Achou muito? Pois há um lugar no Brasil onde o esforço diário da população idosa (idosa, atenção para este detalhe) equivale a 15 mil passos. É Veranópolis, pequeno município de colonização italiana na serra gaúcha, que há 20 anos funciona como uma espécie de laboratório brasileiro para pesquisas sobre longevidade. Quem coordena os estudos é justamente Moriguchi, que os iniciou em 1994, intrigado com uma questão: o que fazia com a população do lugarejo vivesse cerca de 10 anos a mais do que a média da expectativa de vida brasileira – na época, de 67,7 anos?
Parte da resposta que veio ao longo deste período está na prática da atividade física constante. Moriguchi chama atenção para diferenciar: atividade física, e não exercício físico programado, coisa que os idosos de lá não têm o hábito de praticar.
– Por meio de protocolos validados no mundo inteiro, conseguimos identificar a quantidade de atividade física presente em tarefas como ordenhar a vaca, carregar os baldes de leite, capinar a horta, carregar a enxada, subir lombas, que são as atividades que desenvolveram ao longo da vida e continuam agora, depois de idosos. Descobrimos que o tempo que eles se movimentam ao longo do dia é muito maior do que o recomendado pela OMS, e o esforço é de mais de 15 mil passos por dia, maior do que o preconizado no Japão. Então, se eles envelhecem bem, boa parte do segredo está no fato de não serem sedentários – garante Moriguchi.
Uma questão de saúde pública
Com os Jogos Olímpicos no Rio de Janeiro, há algumas semanas, o Brasil encerrou uma década de eventos esportivos em solo nacional – começou com os Jogos Pan-Americanos, em 2007, seguiu com os Jogos Militares, em 2011, a Copa das Confederações, em 2013, a Copa do Mundo, em 2014, e agora, a Olimpíada. Foram pelo menos cinco os momentos em que a atenção esteve voltada para a atividade física. Só que assistir a competições não desperta necessariamente o interesse pela prática de exercícios.

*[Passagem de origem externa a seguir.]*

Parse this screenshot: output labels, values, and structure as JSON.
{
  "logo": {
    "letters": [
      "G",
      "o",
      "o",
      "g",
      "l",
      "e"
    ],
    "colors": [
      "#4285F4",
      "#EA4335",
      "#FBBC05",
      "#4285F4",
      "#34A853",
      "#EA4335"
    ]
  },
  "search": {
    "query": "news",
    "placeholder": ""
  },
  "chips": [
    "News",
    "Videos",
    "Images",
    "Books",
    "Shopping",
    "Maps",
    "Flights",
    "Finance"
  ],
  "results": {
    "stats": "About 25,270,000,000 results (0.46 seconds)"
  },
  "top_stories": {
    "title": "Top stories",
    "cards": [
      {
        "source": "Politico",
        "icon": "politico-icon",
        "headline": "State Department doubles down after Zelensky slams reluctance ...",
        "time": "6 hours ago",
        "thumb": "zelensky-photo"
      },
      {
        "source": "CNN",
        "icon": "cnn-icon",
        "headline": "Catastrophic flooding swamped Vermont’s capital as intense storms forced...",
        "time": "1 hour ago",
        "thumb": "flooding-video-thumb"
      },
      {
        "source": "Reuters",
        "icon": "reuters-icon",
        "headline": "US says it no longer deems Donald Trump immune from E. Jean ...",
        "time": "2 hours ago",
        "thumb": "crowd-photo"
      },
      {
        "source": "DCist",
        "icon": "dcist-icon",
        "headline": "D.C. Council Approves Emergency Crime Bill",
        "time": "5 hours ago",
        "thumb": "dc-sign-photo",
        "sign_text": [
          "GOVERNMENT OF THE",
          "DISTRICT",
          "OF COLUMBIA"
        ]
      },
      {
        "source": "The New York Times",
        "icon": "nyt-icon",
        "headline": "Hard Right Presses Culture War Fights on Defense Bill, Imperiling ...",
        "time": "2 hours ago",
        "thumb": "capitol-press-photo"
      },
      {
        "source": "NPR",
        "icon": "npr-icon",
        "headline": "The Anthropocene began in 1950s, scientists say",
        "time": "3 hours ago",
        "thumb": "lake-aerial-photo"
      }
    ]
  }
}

– Perdemos uma década de oportunidades para deixar um legado socioeducacional no Brasil que fosse voltado para o fim do sedentarismo na nossa população. Perdemos porque o incentivo à atividade física não acontece apenas com a realização de eventos, mas com políticas públicas integradas, de preferência entre os ministérios da Educação, da Saúde e do Esporte. E, no Brasil, não há programas para isso – critica Jorge Steinhilber, presidente do Conselho Federal de Educação Física.
A opinião do educador físico é unânime entre os especialistas consultados. Para o geriatra Moriguchi, uma das medidas mais efetivas para o combate à inatividade é o Agita São Paulo, criado em 1996 pelo governo estadual paulista. Ao longo dos anos, o projeto conseguiu reconhecimento nacional, serviu de modelo para o Agita Brasil e molde para Agita Mundo, da Organização das Nações Unidas (ONU). Ou seja, existem iniciativas pequenas. Mas ainda é pouco, avalia Steinhilber:
– Ainda mais com toda a tecnologia que temos hoje e com o desenvolvimento urbano ocorrido nos últimos anos.
As crianças, que corriam livres na rua, jogavam bola nos terrenos baldios e brincavam de pique, agora estão na televisão e no celular. E, nas escolas, onde todo o hábito para a atividade poderia começar, as aulas de educação física, muitas vezes, são um rola-bola. Está posto que a escola deveria oportunizar ao aluno o conhecimento das diversas práticas de atividade física, mas isso não acontece. Até porque muitas escolas sequer têm quadras esportivas.